Kinderarmut in Stuttgart

Veröffentlicht am: 10.07.2019

Kinderarmut ist auch 2019 in Deutschland weit verbreitet. Genau genommen ist es ein Dauerzustand, obwohl die Wirtschaft Deutschlands hinsichtlich des Bruttoinlandsprodukts die größte Volkswirtschaft Europas und die viertgrößte Volkswirtschaft weltweit ist. Doch wie viele Kinder sind in Deutschland und besonders in Stuttgart von Kinderarmut betroffen?

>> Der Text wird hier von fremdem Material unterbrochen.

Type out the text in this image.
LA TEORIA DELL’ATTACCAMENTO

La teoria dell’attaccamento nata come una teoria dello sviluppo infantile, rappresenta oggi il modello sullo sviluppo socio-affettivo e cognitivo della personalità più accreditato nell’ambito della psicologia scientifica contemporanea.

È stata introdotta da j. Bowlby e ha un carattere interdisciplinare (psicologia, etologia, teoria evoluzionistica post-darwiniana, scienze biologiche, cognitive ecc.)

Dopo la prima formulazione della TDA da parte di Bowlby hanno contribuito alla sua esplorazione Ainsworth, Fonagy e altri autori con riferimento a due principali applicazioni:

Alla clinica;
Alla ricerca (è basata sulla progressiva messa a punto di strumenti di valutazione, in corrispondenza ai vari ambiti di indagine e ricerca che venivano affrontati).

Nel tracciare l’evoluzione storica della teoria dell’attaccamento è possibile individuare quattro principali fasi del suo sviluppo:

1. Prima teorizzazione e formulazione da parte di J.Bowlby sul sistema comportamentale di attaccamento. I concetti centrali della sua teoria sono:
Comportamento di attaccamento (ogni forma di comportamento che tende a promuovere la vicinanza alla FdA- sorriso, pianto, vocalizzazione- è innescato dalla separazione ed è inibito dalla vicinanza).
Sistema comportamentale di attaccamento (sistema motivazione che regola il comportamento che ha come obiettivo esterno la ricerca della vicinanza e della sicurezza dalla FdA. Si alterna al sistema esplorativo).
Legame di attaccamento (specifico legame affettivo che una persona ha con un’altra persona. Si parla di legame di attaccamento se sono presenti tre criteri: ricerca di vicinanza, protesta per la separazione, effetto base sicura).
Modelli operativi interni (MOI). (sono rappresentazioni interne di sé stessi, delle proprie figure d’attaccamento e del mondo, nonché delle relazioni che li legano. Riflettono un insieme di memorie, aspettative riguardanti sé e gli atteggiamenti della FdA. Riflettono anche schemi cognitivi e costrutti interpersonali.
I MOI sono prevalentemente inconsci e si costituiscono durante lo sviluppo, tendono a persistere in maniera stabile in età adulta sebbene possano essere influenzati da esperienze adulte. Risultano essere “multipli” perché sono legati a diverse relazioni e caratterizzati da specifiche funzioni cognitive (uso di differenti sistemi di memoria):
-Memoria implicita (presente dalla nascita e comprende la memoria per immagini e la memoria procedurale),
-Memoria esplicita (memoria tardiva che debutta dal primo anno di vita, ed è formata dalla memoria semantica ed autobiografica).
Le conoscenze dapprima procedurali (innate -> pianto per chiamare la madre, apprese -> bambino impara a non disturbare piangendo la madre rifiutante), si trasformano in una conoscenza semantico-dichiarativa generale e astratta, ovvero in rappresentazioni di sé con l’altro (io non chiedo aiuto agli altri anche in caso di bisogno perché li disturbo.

Stuttgart zählt immerhin zu den wirtschaftsstärksten Städten Deutschlands und gehört seit diesem Jahr zum sehr kleinen Kreis der Schuldenfreien Städten Deutschlands.

Wann ist ein Kind überhaupt von Kinderarmut betroffen? Auf diese Fragen möchten wir gerne eine Antwort geben und zunächst auf die Anzahl der von Armut betroffenen Kinder in Deutschland eingehen.

Im August letzten Jahres hat der Deutscher Kinderschutzbund Bundesverband e.V. einen Bericht mit der Überschrift „Kinderarmut deutlich höher als gedacht: 4,4 Millionen Kinder sind nach Berechnungen des DKSB betroffen – Dunkelziffer liegt bei 1,4 Millionen“ veröffentlicht. 1

Für drei Millionen Kinder zahlt der Staat Sozialleistungen, damit ihr Existenzminimum gesichert ist. Dazu gehören u.a. die Leistungsbezieher*innen von SGB II-Leistungen (Hartz IV). Gemäß Statistik der Bundesagentur für Arbeit lebten im Dezember 2017 insgesamt 2,028 Millionen (unverheiratete) Kinder und Jugendliche unter 18 Jahre in Familien, die auf SGB II-Leistungen zur Sicherung des Lebensunterhalts (Hartz IV) angewiesen waren, amtlich, in SGB II-Bedarfsgemeinschaften. 2

Zählt man diejenigen dazu, die ebenfalls Leistungen aber andere Leistungsarten erhalten, wie Kinderzuschlag, Wohngeld, Grundsicherung nach dem SGB XII oder dem Asylbewerberleistungsgesetz, sind es gut 3 Millionen Kinder und Jugendliche unter 18 Jahre. 3

Zählt man aber auch diejenigen Familien hinzu, die Anspruch auf Hartz IV, Kinderzuschlag oder Wohngeld haben, diesen aber nicht nutzen, ist die Zahl der in Armut lebenden Kinder noch deutlich höher und liegt bei ca. 4,4 Millionen. Viele Familien beantragen Leistungen erst gar nicht, die ihnen aufgrund ihres geringen oder fehlenden Einkommens eigentlich zustehen. Die Gründe für die Nicht-Beantragung sind z.B. geringe Transparenz zur Anspruchsberechtigung, Bürokratie oder Angst vor Stigmatisierung.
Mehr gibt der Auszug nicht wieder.